The dough - 10 cups of flour, plus sugar, lard, eggs, milk, vanilla, salt, baking powder.
The filling was done yesterday. Put all the fruit and nuts through a meat grinder and added the other ingredients along with some Jim Beam and let it sit in the refrigerator over night.
Roll out the dough and put in a row of filling
Fold the dough over the filling and cut off the dough
Cutting the cuccidati and then score them (see photo below)
Just out of the oven
Frost the cookies with confectioners' sugar and lemon/water frosting
Put on some red and green sugar (traditionally you use colored sprinkles (nonpareils) but I improvised and made colored sugar.
On the plate
Cookbook close-up
Yummie - MUCH better than a fig newton.
Albert and David were the first to try the cuccidati and gave thumbs up.
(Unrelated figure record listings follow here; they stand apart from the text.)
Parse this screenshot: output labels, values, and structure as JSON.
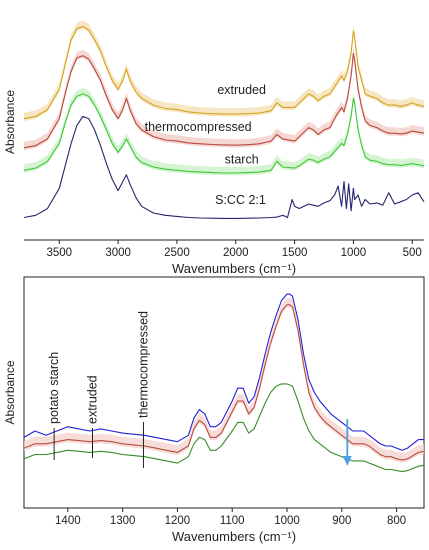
{
  "chart_data": [
    {
      "type": "line",
      "ylabel": "Absorbance",
      "xlabel": "Wavenumbers (cm⁻¹)",
      "xlim": [
        3800,
        400
      ],
      "xticks": [
        3500,
        3000,
        2500,
        2000,
        1500,
        1000,
        500
      ],
      "series": [
        {
          "name": "extruded",
          "color": "#d6a21a",
          "fill": "#f3ddb0",
          "x": [
            3800,
            3700,
            3600,
            3500,
            3450,
            3400,
            3350,
            3300,
            3250,
            3200,
            3150,
            3100,
            3050,
            3000,
            2960,
            2930,
            2900,
            2850,
            2800,
            2700,
            2600,
            2500,
            2400,
            2300,
            2200,
            2100,
            2000,
            1900,
            1800,
            1700,
            1650,
            1600,
            1500,
            1460,
            1420,
            1380,
            1340,
            1300,
            1250,
            1200,
            1150,
            1100,
            1080,
            1050,
            1020,
            1000,
            990,
            960,
            930,
            900,
            860,
            800,
            750,
            700,
            650,
            600,
            550,
            500,
            450,
            400
          ],
          "y": [
            0.59,
            0.6,
            0.63,
            0.72,
            0.83,
            0.94,
            0.99,
            1.0,
            0.985,
            0.94,
            0.89,
            0.82,
            0.76,
            0.72,
            0.76,
            0.81,
            0.76,
            0.71,
            0.68,
            0.65,
            0.635,
            0.63,
            0.62,
            0.615,
            0.612,
            0.61,
            0.61,
            0.612,
            0.615,
            0.625,
            0.66,
            0.64,
            0.64,
            0.66,
            0.68,
            0.7,
            0.69,
            0.67,
            0.69,
            0.7,
            0.74,
            0.78,
            0.76,
            0.8,
            0.88,
            0.98,
            0.95,
            0.82,
            0.76,
            0.7,
            0.69,
            0.68,
            0.66,
            0.65,
            0.65,
            0.645,
            0.65,
            0.66,
            0.65,
            0.645
          ]
        },
        {
          "name": "thermocompressed",
          "color": "#b8483a",
          "fill": "#f2c9c4",
          "x": [
            3800,
            3700,
            3600,
            3500,
            3450,
            3400,
            3350,
            3300,
            3250,
            3200,
            3150,
            3100,
            3050,
            3000,
            2960,
            2930,
            2900,
            2850,
            2800,
            2700,
            2600,
            2500,
            2400,
            2300,
            2200,
            2100,
            2000,
            1900,
            1800,
            1700,
            1650,
            1600,
            1500,
            1460,
            1420,
            1380,
            1340,
            1300,
            1250,
            1200,
            1150,
            1100,
            1080,
            1050,
            1020,
            1000,
            990,
            960,
            930,
            900,
            860,
            800,
            750,
            700,
            650,
            600,
            550,
            500,
            450,
            400
          ],
          "y": [
            0.46,
            0.47,
            0.5,
            0.59,
            0.7,
            0.8,
            0.86,
            0.87,
            0.855,
            0.81,
            0.76,
            0.69,
            0.63,
            0.59,
            0.63,
            0.68,
            0.63,
            0.57,
            0.54,
            0.51,
            0.495,
            0.49,
            0.482,
            0.478,
            0.475,
            0.473,
            0.472,
            0.474,
            0.478,
            0.49,
            0.52,
            0.5,
            0.49,
            0.51,
            0.53,
            0.55,
            0.54,
            0.52,
            0.54,
            0.55,
            0.6,
            0.64,
            0.62,
            0.68,
            0.78,
            0.88,
            0.85,
            0.72,
            0.64,
            0.58,
            0.56,
            0.55,
            0.535,
            0.525,
            0.525,
            0.522,
            0.525,
            0.535,
            0.53,
            0.525
          ]
        },
        {
          "name": "starch",
          "color": "#3ccb34",
          "fill": "#c8efc4",
          "x": [
            3800,
            3700,
            3600,
            3500,
            3450,
            3400,
            3350,
            3300,
            3250,
            3200,
            3150,
            3100,
            3050,
            3000,
            2960,
            2930,
            2900,
            2850,
            2800,
            2700,
            2600,
            2500,
            2400,
            2300,
            2200,
            2100,
            2000,
            1900,
            1800,
            1700,
            1650,
            1600,
            1500,
            1460,
            1420,
            1380,
            1340,
            1300,
            1250,
            1200,
            1150,
            1100,
            1080,
            1050,
            1020,
            1000,
            990,
            960,
            930,
            900,
            860,
            800,
            750,
            700,
            650,
            600,
            550,
            500,
            450,
            400
          ],
          "y": [
            0.36,
            0.37,
            0.4,
            0.48,
            0.57,
            0.65,
            0.69,
            0.7,
            0.69,
            0.65,
            0.6,
            0.54,
            0.48,
            0.44,
            0.47,
            0.5,
            0.47,
            0.42,
            0.395,
            0.375,
            0.365,
            0.36,
            0.355,
            0.352,
            0.35,
            0.348,
            0.348,
            0.35,
            0.352,
            0.36,
            0.4,
            0.375,
            0.37,
            0.38,
            0.395,
            0.41,
            0.405,
            0.395,
            0.41,
            0.42,
            0.45,
            0.48,
            0.47,
            0.52,
            0.6,
            0.68,
            0.66,
            0.54,
            0.47,
            0.42,
            0.405,
            0.4,
            0.39,
            0.385,
            0.385,
            0.382,
            0.385,
            0.39,
            0.385,
            0.38
          ]
        },
        {
          "name": "S:CC 2:1",
          "color": "#24246e",
          "fill": null,
          "x": [
            3800,
            3700,
            3600,
            3500,
            3450,
            3400,
            3350,
            3300,
            3250,
            3200,
            3150,
            3100,
            3050,
            3000,
            2960,
            2930,
            2900,
            2850,
            2800,
            2700,
            2600,
            2500,
            2400,
            2300,
            2200,
            2100,
            2000,
            1900,
            1800,
            1700,
            1650,
            1600,
            1560,
            1520,
            1500,
            1460,
            1420,
            1380,
            1340,
            1300,
            1250,
            1200,
            1160,
            1130,
            1100,
            1080,
            1060,
            1040,
            1020,
            1000,
            990,
            960,
            930,
            900,
            860,
            800,
            750,
            700,
            650,
            600,
            550,
            500,
            450,
            400
          ],
          "y": [
            0.15,
            0.16,
            0.19,
            0.28,
            0.38,
            0.48,
            0.56,
            0.6,
            0.59,
            0.54,
            0.47,
            0.39,
            0.32,
            0.27,
            0.31,
            0.34,
            0.3,
            0.24,
            0.2,
            0.17,
            0.16,
            0.155,
            0.15,
            0.148,
            0.147,
            0.146,
            0.146,
            0.147,
            0.148,
            0.15,
            0.152,
            0.16,
            0.15,
            0.23,
            0.2,
            0.19,
            0.2,
            0.21,
            0.205,
            0.2,
            0.215,
            0.225,
            0.25,
            0.29,
            0.2,
            0.31,
            0.19,
            0.3,
            0.18,
            0.28,
            0.23,
            0.25,
            0.2,
            0.23,
            0.21,
            0.215,
            0.205,
            0.26,
            0.21,
            0.22,
            0.23,
            0.25,
            0.26,
            0.22
          ]
        }
      ],
      "annotations": [
        {
          "text": "extruded",
          "x": 1950,
          "y": 0.7
        },
        {
          "text": "thermocompressed",
          "x": 2320,
          "y": 0.535
        },
        {
          "text": "starch",
          "x": 1950,
          "y": 0.39
        },
        {
          "text": "S:CC 2:1",
          "x": 1960,
          "y": 0.21
        }
      ],
      "ylim": [
        0.05,
        1.1
      ]
    },
    {
      "type": "line",
      "ylabel": "Absorbance",
      "xlabel": "Wavenumbers (cm⁻¹)",
      "xlim": [
        1480,
        750
      ],
      "xticks": [
        1400,
        1300,
        1200,
        1100,
        1000,
        900,
        800
      ],
      "series": [
        {
          "name": "blue",
          "color": "#1f1fd8",
          "fill": null,
          "x": [
            1480,
            1460,
            1440,
            1420,
            1400,
            1380,
            1360,
            1340,
            1320,
            1300,
            1280,
            1260,
            1240,
            1220,
            1200,
            1180,
            1170,
            1160,
            1150,
            1140,
            1130,
            1120,
            1100,
            1090,
            1080,
            1070,
            1060,
            1050,
            1040,
            1030,
            1020,
            1010,
            1000,
            995,
            990,
            980,
            970,
            960,
            950,
            940,
            930,
            920,
            910,
            900,
            890,
            880,
            870,
            860,
            850,
            840,
            830,
            820,
            810,
            800,
            790,
            780,
            770,
            760,
            750
          ],
          "y": [
            0.33,
            0.36,
            0.34,
            0.36,
            0.38,
            0.37,
            0.36,
            0.37,
            0.36,
            0.35,
            0.345,
            0.34,
            0.33,
            0.32,
            0.31,
            0.34,
            0.42,
            0.46,
            0.44,
            0.38,
            0.38,
            0.4,
            0.5,
            0.56,
            0.56,
            0.49,
            0.52,
            0.61,
            0.72,
            0.82,
            0.9,
            0.97,
            1.0,
            1.0,
            0.99,
            0.88,
            0.72,
            0.6,
            0.54,
            0.5,
            0.47,
            0.44,
            0.42,
            0.4,
            0.38,
            0.36,
            0.36,
            0.36,
            0.34,
            0.32,
            0.3,
            0.29,
            0.29,
            0.28,
            0.27,
            0.28,
            0.3,
            0.32,
            0.32
          ]
        },
        {
          "name": "red",
          "color": "#b84c3c",
          "fill": "#f4d2cc",
          "x": [
            1480,
            1460,
            1440,
            1420,
            1400,
            1380,
            1360,
            1340,
            1320,
            1300,
            1280,
            1260,
            1240,
            1220,
            1200,
            1180,
            1170,
            1160,
            1150,
            1140,
            1130,
            1120,
            1100,
            1090,
            1080,
            1070,
            1060,
            1050,
            1040,
            1030,
            1020,
            1010,
            1000,
            995,
            990,
            980,
            970,
            960,
            950,
            940,
            930,
            920,
            910,
            900,
            890,
            880,
            870,
            860,
            850,
            840,
            830,
            820,
            810,
            800,
            790,
            780,
            770,
            760,
            750
          ],
          "y": [
            0.28,
            0.3,
            0.3,
            0.31,
            0.32,
            0.315,
            0.31,
            0.315,
            0.31,
            0.3,
            0.295,
            0.29,
            0.28,
            0.27,
            0.26,
            0.29,
            0.37,
            0.41,
            0.39,
            0.33,
            0.33,
            0.35,
            0.45,
            0.5,
            0.5,
            0.44,
            0.47,
            0.56,
            0.67,
            0.77,
            0.85,
            0.92,
            0.95,
            0.95,
            0.94,
            0.83,
            0.67,
            0.54,
            0.47,
            0.43,
            0.4,
            0.38,
            0.36,
            0.34,
            0.32,
            0.3,
            0.3,
            0.3,
            0.29,
            0.27,
            0.25,
            0.24,
            0.24,
            0.23,
            0.225,
            0.23,
            0.245,
            0.26,
            0.265
          ]
        },
        {
          "name": "green",
          "color": "#3c8a2c",
          "fill": null,
          "x": [
            1480,
            1460,
            1440,
            1420,
            1400,
            1380,
            1360,
            1340,
            1320,
            1300,
            1280,
            1260,
            1240,
            1220,
            1200,
            1180,
            1170,
            1160,
            1150,
            1140,
            1130,
            1120,
            1100,
            1090,
            1080,
            1070,
            1060,
            1050,
            1040,
            1030,
            1020,
            1010,
            1000,
            995,
            990,
            980,
            970,
            960,
            950,
            940,
            930,
            920,
            910,
            900,
            890,
            880,
            870,
            860,
            850,
            840,
            830,
            820,
            810,
            800,
            790,
            780,
            770,
            760,
            750
          ],
          "y": [
            0.23,
            0.25,
            0.25,
            0.26,
            0.27,
            0.265,
            0.26,
            0.265,
            0.26,
            0.25,
            0.245,
            0.24,
            0.23,
            0.22,
            0.21,
            0.24,
            0.3,
            0.33,
            0.32,
            0.27,
            0.27,
            0.29,
            0.36,
            0.4,
            0.4,
            0.35,
            0.37,
            0.43,
            0.49,
            0.54,
            0.57,
            0.58,
            0.58,
            0.575,
            0.57,
            0.5,
            0.42,
            0.36,
            0.32,
            0.3,
            0.28,
            0.26,
            0.25,
            0.24,
            0.23,
            0.22,
            0.22,
            0.22,
            0.21,
            0.2,
            0.19,
            0.18,
            0.18,
            0.175,
            0.17,
            0.175,
            0.185,
            0.195,
            0.2
          ]
        }
      ],
      "annotations": [
        {
          "text": "potato starch",
          "x": 1425
        },
        {
          "text": "extruded",
          "x": 1355
        },
        {
          "text": "thermocompressed",
          "x": 1262
        }
      ],
      "arrow": {
        "x": 890,
        "color": "#4aa3e0"
      },
      "ylim": [
        0.0,
        1.08
      ]
    }
  ]
}
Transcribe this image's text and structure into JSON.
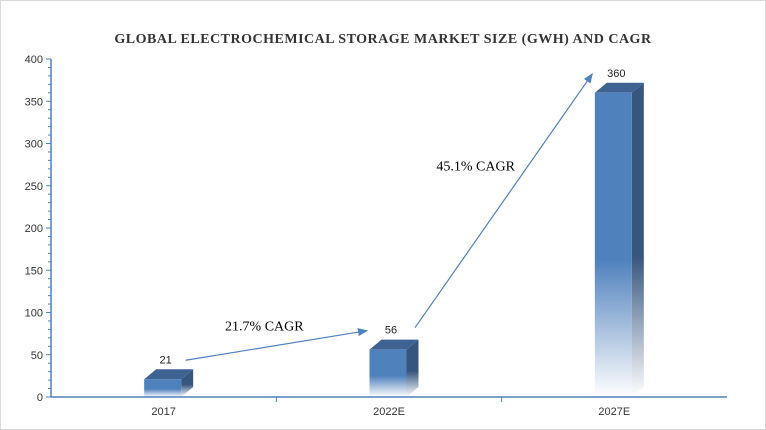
{
  "chart_data": {
    "type": "bar",
    "title": "GLOBAL ELECTROCHEMICAL STORAGE MARKET SIZE (GWH) AND CAGR",
    "categories": [
      "2017",
      "2022E",
      "2027E"
    ],
    "values": [
      21,
      56,
      360
    ],
    "data_labels": [
      "21",
      "56",
      "360"
    ],
    "ylim": [
      0,
      400
    ],
    "yticks": [
      "0",
      "50",
      "100",
      "150",
      "200",
      "250",
      "300",
      "350",
      "400"
    ],
    "xlabel": "",
    "ylabel": "",
    "grid": false,
    "style": "3d-column",
    "bar_color": "#4f81bd",
    "annotations": [
      {
        "text": "21.7% CAGR",
        "from": "2017",
        "to": "2022E"
      },
      {
        "text": "45.1% CAGR",
        "from": "2022E",
        "to": "2027E"
      }
    ]
  }
}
Time to go out for some fresh air
Benni enjoying a stick
Woodpile
Leon's favorite piece of machinery (sarcasm).
No this is not a strand of DNA. Oh, the holidays.
By the way - DADT is finally history. Finally Obama keeps a promise. Another step toward equality.
3 comments:
We ain't got none o'them coochy-cootie cookies down thisaway . . . but the Jim Beam is a freakin' great idea!
I'll send you some, though I'm sure there are some closeted Sicilians down thataway who can oblige. Jim Beam had been hiding in the liquor cabinet for years...so I put him to good use.
My husband and his family are Sicilian, but I've never seen any of them make anything like this. They look terrific.